The latter context constitutes one of the main factors driving Donald Trump’s foreign policy.
Not Just Iran Deal in dispute
Washington’s verbal assault on Iran is officially targeting the so-called Iran Deal, i.e. the agreement between the P5 + 1 countries [the members of the UN Security Council plus Germany], the EU and Iran on the suspension of the sanctions imposed by the EU and the UN [following the American example] on the Islamic Republic. 2016 was Tehran’s year zero: despite not all the sanctions were lifted, the country has de facto returned in the international arena.
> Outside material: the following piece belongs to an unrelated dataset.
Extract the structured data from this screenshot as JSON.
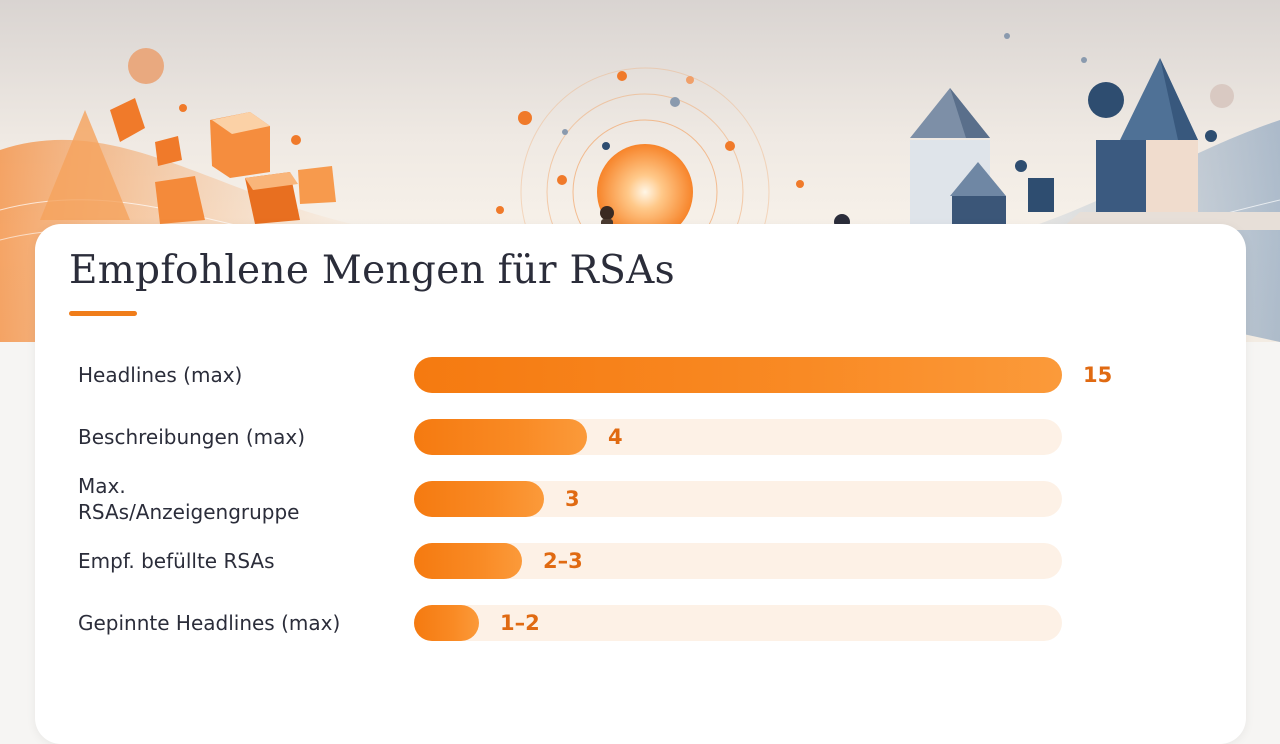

However, immediately after he took office in the White House, “The Donald” has systematically and constantly attempted to undermine the credibility of the Deal promoted by the Obama administration.
The American president followed five different steps:
- 1) In February 2017 he tweeted defining the agreement signed by the Obama administration “a terrible deal.”
- 2) In May, while the Iranians were voting for their new president, he flew to Saudi Arabia where he exhorted the Muslim leaders to ” oin together, to work together, and to fight together – because united, we will not fail. (…) Iran has fuelled the fires of sectarian conflict and terrorism.”
- 3) In July, he tried his best to prove that Tehran was not complying with the terms of the Deal. Yet, he was technically obliged to admit the contrary.
- 4) A few weeks later, he imposed new sanctions on Iran.
- 5) Nowadays, Donald Trump is playing the card of Iran equates North Korea in terms of danger and threat to international security.
Although the abovementioned ideological polarization exacerbates the Iran-US contrast, the Trump administration has not yet produced any concrete proof of violation from Tehran. Therefore, Trump’s animosity towards Iran does not originate from the Iran Deal per se. This is evident in the American discourse that often bypasses the nuclear question, and strategically gives preference to the construction of Iran as an enemy and source of “regional instability,” and to its threat to “international security.” Thus, Washington’s strategy is to combine/merge the Iran Deal violation to accusations of diverse nature to the Islamic Republic. Consequently, it is legitimate to think that the alliance between the USA and Ryadh (renown to be Tehran’s adversary in the struggle for regional hegemony) and the American interests in Iraq and Yemen play a decisive role in shaping Trump’s policy and rhetoric vis-à-vis Iran.